8-12 : Peut-être as tu arrêté de compter, mais à combien de campagnes es-tu rendue ?

Cathy : En 27 ans de laboratoire, j' ai fait un certain nombre de campagnes, mais pas autant que j'aurai voulu à cause d'emplois du temps chargés à terre et des aléas de la vie (comme tout un chacun), et beaucoup moins que nombre de mes collègues. Je peux citer Romanche, Cither 3, Pomme, Semane, plusieurs Arcane, Aspex, Ovide, 2 RRex, Bocats, ...

8-12 : Ton meilleur souvenir en mer ?

Cathy : Ce sont les moments de rire et de détente passés dans le radeau désaffecté servant de piscine, installé sur le pont avant de l'Atalante lors de la campagne Cither3. Une eau de mer à 28 degrés, sous un soleil de plomb, les places étaient chères; bien serrés, on devait tenir à 13-14 assis dans l'eau, éclaboussures assurées et appréciées. Le premier qui se levait était remplacé illico presto ! Mais, de retour à terre, peut-être que la virée en zodiac autour de l'iceberg détrônera la piscine ... Donc le meilleur en Atlantique Sud : piscine Cither 3, le meilleur en Atlantique Nord : zodiac/iceberg RREX 2017.

8-12 : Et le pire ?

Cathy: Un évènement survenu lors de la première sortie du Thalassa en novembre 1996, lors d'une campagne Arcane. La campagne avait mal débuté avec la perte d'une ancre, le retour sur Saint-Nazaire, les 8 jours à terre à attendre le retour de l'ancre, retardé à cause d'une grande grève des routiers. Nouveau départ. Gros coup de vent en plein golfe de Gascogne, les vagues passaient au-dessus de la passerelle. Photos, excitation, tout le monde était amariné, donc pas trop de malade. Tout à coup, une vague plus grosse que les autres a fait giter le bateau de 38 degrés (problème de ballaste), un collègue lové au fond du canapé a traversé le salon, les poissons ont été projetés hors de l'aquarium, tout ce qui n'était pas bien rangé traversait les pièces ... des détails ... Avec une rapidité professionnelle, l'équipage a bloqué toutes les portes extérieures et soudain, black-out : plus de courant ! On a senti, sans voir les gens, une panique non dite, mais une réflexion rapide sur les bons gestes à effectuer, du silence mais de l'action. Le plus oppressant était d'entendre les vagues cogner contre la coque, sans aucun autre bruit ... et de réaliser qu'on n'était en somme qu'une petite coquille de noix ballotée dans l'immensité de l'océan. On devient vite humble ... Tout a été rétabli peu après, comme on était heureux d'entendre le bruit du moteur et de la climatisation !!
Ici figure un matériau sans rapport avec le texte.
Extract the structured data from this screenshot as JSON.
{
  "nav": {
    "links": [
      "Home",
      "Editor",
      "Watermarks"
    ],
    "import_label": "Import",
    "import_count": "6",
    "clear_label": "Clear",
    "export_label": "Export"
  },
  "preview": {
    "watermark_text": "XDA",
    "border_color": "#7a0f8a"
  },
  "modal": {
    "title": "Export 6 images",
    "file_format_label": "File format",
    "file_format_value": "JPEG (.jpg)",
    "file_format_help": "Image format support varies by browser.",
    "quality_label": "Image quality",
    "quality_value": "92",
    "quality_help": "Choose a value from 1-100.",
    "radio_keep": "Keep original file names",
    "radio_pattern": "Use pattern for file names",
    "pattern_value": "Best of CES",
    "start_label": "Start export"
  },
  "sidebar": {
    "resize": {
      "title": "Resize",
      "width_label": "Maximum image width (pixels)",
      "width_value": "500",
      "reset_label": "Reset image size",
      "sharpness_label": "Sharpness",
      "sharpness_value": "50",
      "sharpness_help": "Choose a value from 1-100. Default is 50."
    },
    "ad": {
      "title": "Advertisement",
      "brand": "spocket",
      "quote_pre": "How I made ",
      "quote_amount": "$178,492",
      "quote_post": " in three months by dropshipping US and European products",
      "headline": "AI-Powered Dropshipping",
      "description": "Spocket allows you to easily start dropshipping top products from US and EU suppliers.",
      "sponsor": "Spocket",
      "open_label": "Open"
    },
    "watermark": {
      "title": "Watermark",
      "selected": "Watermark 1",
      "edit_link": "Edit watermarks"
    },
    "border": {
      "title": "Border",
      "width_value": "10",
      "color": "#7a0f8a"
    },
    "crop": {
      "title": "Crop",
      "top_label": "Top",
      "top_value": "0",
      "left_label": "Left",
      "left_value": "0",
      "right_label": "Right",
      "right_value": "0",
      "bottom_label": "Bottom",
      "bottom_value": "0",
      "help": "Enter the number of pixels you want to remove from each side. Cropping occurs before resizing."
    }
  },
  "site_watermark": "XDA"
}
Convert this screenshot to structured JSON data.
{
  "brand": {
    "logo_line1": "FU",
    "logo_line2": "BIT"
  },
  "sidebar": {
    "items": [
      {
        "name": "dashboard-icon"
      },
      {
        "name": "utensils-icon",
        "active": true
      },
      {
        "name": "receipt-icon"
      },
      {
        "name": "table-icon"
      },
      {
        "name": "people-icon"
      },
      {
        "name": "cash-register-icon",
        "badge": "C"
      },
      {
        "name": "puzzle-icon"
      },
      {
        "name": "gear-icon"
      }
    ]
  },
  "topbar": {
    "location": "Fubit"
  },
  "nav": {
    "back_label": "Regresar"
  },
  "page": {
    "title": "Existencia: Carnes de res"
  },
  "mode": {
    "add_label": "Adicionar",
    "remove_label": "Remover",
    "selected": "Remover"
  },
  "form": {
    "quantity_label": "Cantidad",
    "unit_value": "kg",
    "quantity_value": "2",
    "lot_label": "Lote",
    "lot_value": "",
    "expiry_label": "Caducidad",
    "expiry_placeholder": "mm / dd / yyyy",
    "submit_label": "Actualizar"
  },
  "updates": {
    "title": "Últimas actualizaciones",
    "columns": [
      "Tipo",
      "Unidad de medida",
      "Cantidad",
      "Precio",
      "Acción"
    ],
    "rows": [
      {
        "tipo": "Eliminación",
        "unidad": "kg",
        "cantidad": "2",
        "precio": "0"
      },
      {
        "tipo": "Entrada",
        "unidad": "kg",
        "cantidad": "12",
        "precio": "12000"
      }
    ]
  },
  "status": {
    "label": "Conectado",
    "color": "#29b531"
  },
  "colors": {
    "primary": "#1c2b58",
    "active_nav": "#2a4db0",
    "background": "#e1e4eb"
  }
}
8-12 : Tes plus belles escales ?

Cathy : Difficile de choisir entre tous les ports si différents (Lisbonne, Vigo, Douala, St John's, Saint-Nazaire, Dakar, le Cap, Reykjavík ...) mais pour moi, tous synonymes de vie, d'échanges, de mouvements, de couleurs et propices à la poésie, voire pour certains, à la nostalgie. J'opterai donc pour Cape Town et le cap de Bonne Espérance en Afrique du Sud. Cette ville est dans un environnement à couper le souffle, avec la montagne de la Table dominant la ville, une végétation luxuriante mais surtout une ville chargée d'histoire. Émotion intense, en apercevant du haut de la montagne, Robben Island, l'île toute proche de la ville, sur laquelle Mandela a passé 27 ans emprisonné, pour la dignité de son peuple. En tant qu'habitante du bout de l'Europe, j'ai également ressenti une grande émotion à me trouver au bout de l'Afrique, au cap de Bonne Espérance (quel magnifique nom !) , face à l'immensité. Mais j'avoue qu'arriver au large d'Ouessant, entrer dans le goulet, longer la côte, traverser la rade et mettre pied à terre sur le port de Brest après 5 semaines de mer est une magnifique escale !

8-12 : Avec le recul, qu'est ce que ces embarquements t'ont apporté dans ton travail ?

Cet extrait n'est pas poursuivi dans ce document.